Balsam's Berman later turns up with a blonde in a shower (although the connection to Psycho is more cognitive than visual in that case). Inside jokes to tease and flatter hipster audience members who remember Balsam as Arbogast? I think so.

2. Eyes
Paul wakes alone the morning after really spending the night with Holly, and we begin in extreme close-up....

3. Statuary
Still half-asleep, the first things Paul sees are the masks that he and Holly stole the previous day, posed (by Holly) in the arms of a strange statue. The statue could have come from Mother's bedroom in Psycho. Truly, Paul's patron/sugar-mama has wretched taste!

4. Overheads
When Paul brings Holly home drunk, the camera on them in the foyer is suddenly overhead for the first time.

5. Stairs
When Paul carries drunkie Holly up the stairs, the camera follows behind them, then reverses back along the first floor balustrade.

BAT was an A-list film, designed to be a big hit, but it was also intended specifically as a hip/cool/sophisticated entertainment. It therefore makes sense that director Edwards, DP Planer, and other technicians involved with the film would want to show that they were up-to-date/hip to the new cinematic language that Psycho represented. And that's what we see when we look for it.

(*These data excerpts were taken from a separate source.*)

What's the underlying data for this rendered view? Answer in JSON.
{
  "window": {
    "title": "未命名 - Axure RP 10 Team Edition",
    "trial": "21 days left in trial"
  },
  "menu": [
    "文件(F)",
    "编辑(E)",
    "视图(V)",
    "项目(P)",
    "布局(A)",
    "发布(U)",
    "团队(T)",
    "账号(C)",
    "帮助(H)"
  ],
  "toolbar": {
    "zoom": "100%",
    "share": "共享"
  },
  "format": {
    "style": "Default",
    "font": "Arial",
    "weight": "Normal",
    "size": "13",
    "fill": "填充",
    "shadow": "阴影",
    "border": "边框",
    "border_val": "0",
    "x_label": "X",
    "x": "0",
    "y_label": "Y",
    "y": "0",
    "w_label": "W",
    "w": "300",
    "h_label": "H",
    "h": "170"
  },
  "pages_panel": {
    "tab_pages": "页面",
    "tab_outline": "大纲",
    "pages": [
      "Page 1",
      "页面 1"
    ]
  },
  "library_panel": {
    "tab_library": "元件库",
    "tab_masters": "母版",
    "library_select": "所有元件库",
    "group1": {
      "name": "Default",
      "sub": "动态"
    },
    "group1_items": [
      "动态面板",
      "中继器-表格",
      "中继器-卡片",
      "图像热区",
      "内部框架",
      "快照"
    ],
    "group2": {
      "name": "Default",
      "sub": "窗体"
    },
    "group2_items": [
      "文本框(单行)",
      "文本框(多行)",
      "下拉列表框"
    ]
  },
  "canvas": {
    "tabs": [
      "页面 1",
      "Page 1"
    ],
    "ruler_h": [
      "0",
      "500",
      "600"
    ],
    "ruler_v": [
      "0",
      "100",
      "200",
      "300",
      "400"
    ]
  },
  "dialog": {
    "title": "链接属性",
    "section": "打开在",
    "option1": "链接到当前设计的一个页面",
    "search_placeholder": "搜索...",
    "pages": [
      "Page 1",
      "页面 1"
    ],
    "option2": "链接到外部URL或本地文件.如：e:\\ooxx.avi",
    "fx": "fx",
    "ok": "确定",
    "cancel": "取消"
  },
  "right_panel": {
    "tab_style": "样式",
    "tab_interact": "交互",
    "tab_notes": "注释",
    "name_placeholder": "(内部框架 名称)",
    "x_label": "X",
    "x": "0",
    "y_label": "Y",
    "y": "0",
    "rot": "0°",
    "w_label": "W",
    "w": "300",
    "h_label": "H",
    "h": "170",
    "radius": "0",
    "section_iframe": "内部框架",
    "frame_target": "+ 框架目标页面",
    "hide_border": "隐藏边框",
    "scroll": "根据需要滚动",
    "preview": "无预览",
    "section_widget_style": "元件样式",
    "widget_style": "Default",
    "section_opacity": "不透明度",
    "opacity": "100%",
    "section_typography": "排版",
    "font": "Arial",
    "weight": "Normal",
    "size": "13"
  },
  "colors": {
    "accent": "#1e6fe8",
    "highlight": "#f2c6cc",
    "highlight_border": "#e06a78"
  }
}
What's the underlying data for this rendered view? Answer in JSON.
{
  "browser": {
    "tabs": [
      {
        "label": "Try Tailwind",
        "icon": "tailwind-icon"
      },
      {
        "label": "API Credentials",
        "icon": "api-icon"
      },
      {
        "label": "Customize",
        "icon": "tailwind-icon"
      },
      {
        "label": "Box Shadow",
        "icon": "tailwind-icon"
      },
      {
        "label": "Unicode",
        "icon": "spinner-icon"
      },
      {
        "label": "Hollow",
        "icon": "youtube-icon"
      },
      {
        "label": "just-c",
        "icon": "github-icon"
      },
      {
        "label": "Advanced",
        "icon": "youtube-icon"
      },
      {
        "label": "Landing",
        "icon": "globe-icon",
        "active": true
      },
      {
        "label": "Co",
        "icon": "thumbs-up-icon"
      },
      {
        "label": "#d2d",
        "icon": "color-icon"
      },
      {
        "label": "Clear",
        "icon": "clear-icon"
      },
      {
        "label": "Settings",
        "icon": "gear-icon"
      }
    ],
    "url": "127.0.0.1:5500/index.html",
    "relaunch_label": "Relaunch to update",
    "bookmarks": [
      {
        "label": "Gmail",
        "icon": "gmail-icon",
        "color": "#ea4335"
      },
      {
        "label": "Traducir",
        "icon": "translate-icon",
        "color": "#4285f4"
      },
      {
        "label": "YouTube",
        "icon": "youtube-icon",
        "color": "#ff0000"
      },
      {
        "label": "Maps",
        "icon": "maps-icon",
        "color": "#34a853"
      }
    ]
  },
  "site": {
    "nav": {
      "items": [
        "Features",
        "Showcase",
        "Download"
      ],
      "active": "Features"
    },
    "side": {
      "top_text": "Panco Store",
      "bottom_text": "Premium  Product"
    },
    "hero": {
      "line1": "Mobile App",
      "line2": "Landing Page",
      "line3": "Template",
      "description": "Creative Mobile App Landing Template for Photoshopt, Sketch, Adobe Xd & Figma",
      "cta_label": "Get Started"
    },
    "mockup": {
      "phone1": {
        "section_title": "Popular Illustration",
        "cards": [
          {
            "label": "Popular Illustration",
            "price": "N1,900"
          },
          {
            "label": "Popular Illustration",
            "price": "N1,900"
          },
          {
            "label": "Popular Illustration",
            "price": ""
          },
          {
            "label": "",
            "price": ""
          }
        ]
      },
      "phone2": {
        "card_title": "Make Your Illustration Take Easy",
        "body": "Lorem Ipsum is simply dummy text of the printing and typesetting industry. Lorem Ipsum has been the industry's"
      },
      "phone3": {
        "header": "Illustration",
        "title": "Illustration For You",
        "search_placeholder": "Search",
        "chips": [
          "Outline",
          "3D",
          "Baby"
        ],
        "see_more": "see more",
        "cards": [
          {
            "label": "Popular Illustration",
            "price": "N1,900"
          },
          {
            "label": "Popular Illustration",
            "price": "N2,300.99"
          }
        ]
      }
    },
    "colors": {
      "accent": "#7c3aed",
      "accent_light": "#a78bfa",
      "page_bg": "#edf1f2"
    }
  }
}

A final question: Would we have got bare-chested George Peppard and Audrey Hepburn in relatively little (bare-legged, and in just a robe or shirt) in bed together, esp. so early in the film, without Marion and Sam (in underwear and bare-chested respectively) at the beginning of Psycho? This is a serious question - one really can at this point in US film history, pinpoint the exact days when standards loosened/taboos were broken.

1 comment:

Anonymous said...

Very interesting comments. Thanks for sharing this on Classic film. I never look at films with that kind of shot analysis , especially comparing films shot by shot as you did.